Sixty years after his disappearance, the wreckage of a famous explorer found

Sixty years after his disappearance, the wreckage of a famous explorer found
Sixty years after his disappearance, the wreckage of a famous explorer found

Reading time: 2 minutes – Spotted on The New York Times

He will have spent sixty-two years underwater, without anyone finding him. The wreck of the Quest, the last ship to carry explorer Ernest Shackleton, was found on June 9, 2024 using underwater imagery.

On this day, a research team, led and funded by the Royal Canadian Geographical Society, is working off the coast of Newfoundland and Labrador, in the northeast of the country. After seventeen hours spent at sea scanning the seabed, the sonar detected the wreck at a depth of 390 meters. The blurry images that reach the team do not prevent them from understanding what is on the screen, reports expedition leader John Geiger to the New York Times: “Very quickly, we could see that it was the Quest. The ship is intact, resting on its keel with the mast lowered.”

A major discovery for the international team made up of oceanographers, historians, divers and specialists in underwater technology, including wreck hunter David Mearns. According to him, there are plans to return to sea later this year to obtain more images and video footage of the wreck. A godsend as the year 2024 marks the 150th anniversary of the birth of Ernest Shackleton.

Two ships, one story

On January 5, 1922, the Quest was anchored near South Georgia. On board, explorer Ernest Shackleton is in his cabin. He plans to explore part of Antarctica, but a heart attack leads to his death and marks the end of his ambitions. In subsequent years, the ship was used for rescue and sealing operations.
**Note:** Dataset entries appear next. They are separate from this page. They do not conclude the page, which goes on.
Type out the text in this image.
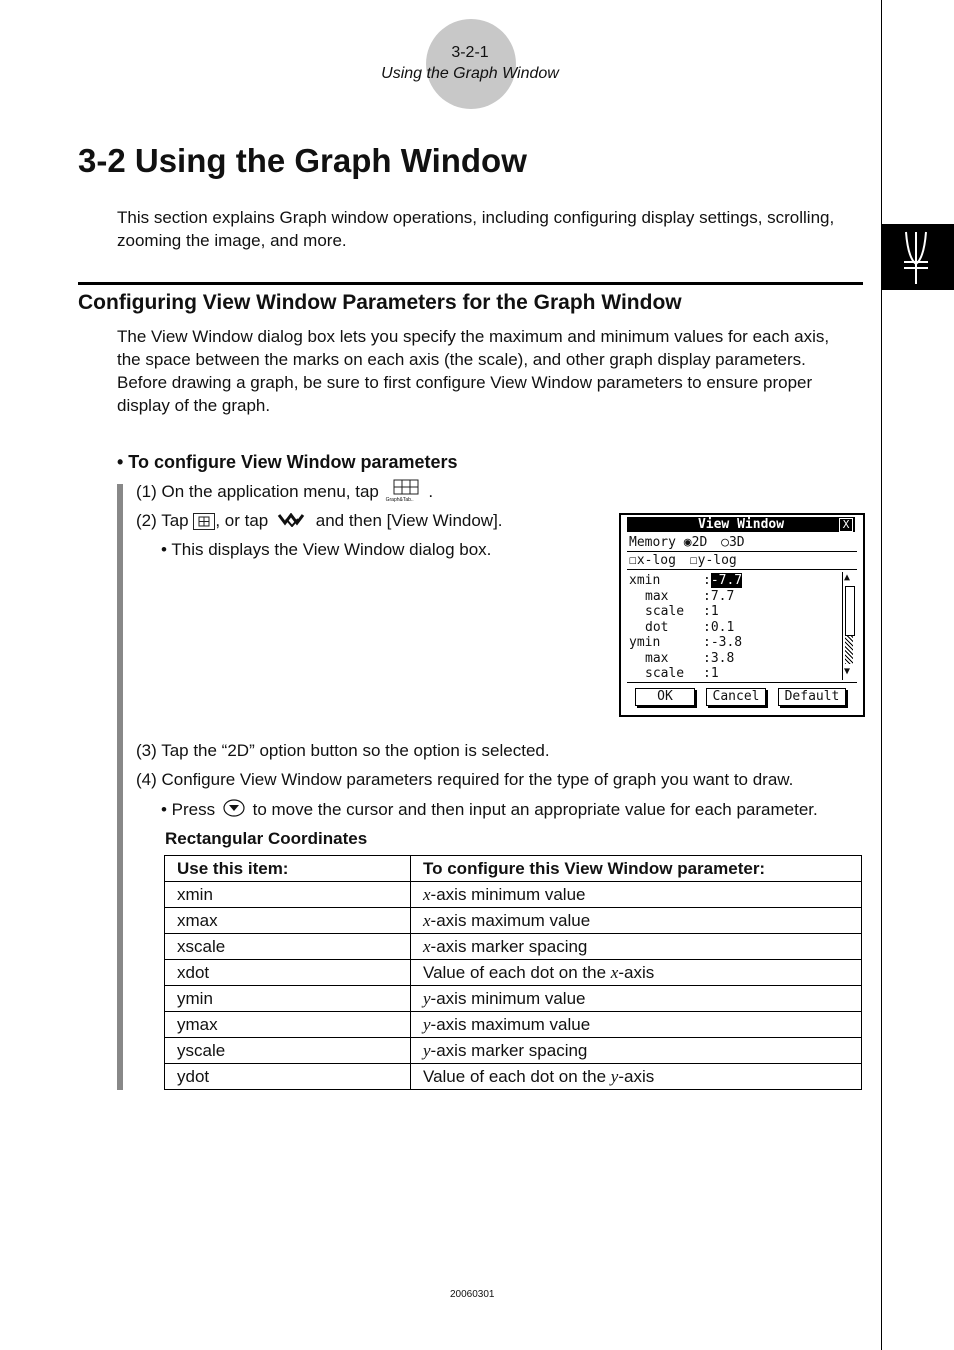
3-2-1
Using the Graph Window
3-2 Using the Graph Window
This section explains Graph window operations, including configuring display settings, scrolling, zooming the image, and more.
Configuring View Window Parameters for the Graph Window
The View Window dialog box lets you specify the maximum and minimum values for each axis, the space between the marks on each axis (the scale), and other graph display parameters. Before drawing a graph, be sure to first configure View Window parameters to ensure proper display of the graph.
• To configure View Window parameters
(1) On the application menu, tap Graph&Tab.. .
(2) Tap , or tap	and then [View Window].
• This displays the View Window dialog box.
View Window	X
Memory ◉2D ○3D
☐x-log ☐y-log
xmin	:-7.7
max	:7.7
scale :1
dot	:0.1
ymin	:-3.8
max	:3.8
scale :1
▲
▼
OK	Cancel	Default
(3) Tap the “2D” option button so the option is selected.
(4) Configure View Window parameters required for the type of graph you want to draw.
• Press to move the cursor and then input an appropriate value for each parameter.
Rectangular Coordinates
Use this item:	To configure this View Window parameter:
xmin	x-axis minimum value
xmax	x-axis maximum value
xscale	x-axis marker spacing
xdot	Value of each dot on the x-axis
ymin	y-axis minimum value
ymax	y-axis maximum value
yscale	y-axis marker spacing
ydot	Value of each dot on the y-axis
20060301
During a sea expedition on May 5, 1962, the boat was damaged by the ice of the North Atlantic and sank in its waters. The crew members nevertheless managed to be rescued. The ship Endurance, which also belonged to Shackleton before his death, had suffered the same fate. Caught in the ice, it sank in 1915 before being found in 2022 in the Weddell Sea, off the coast of Antarctica, by another research team.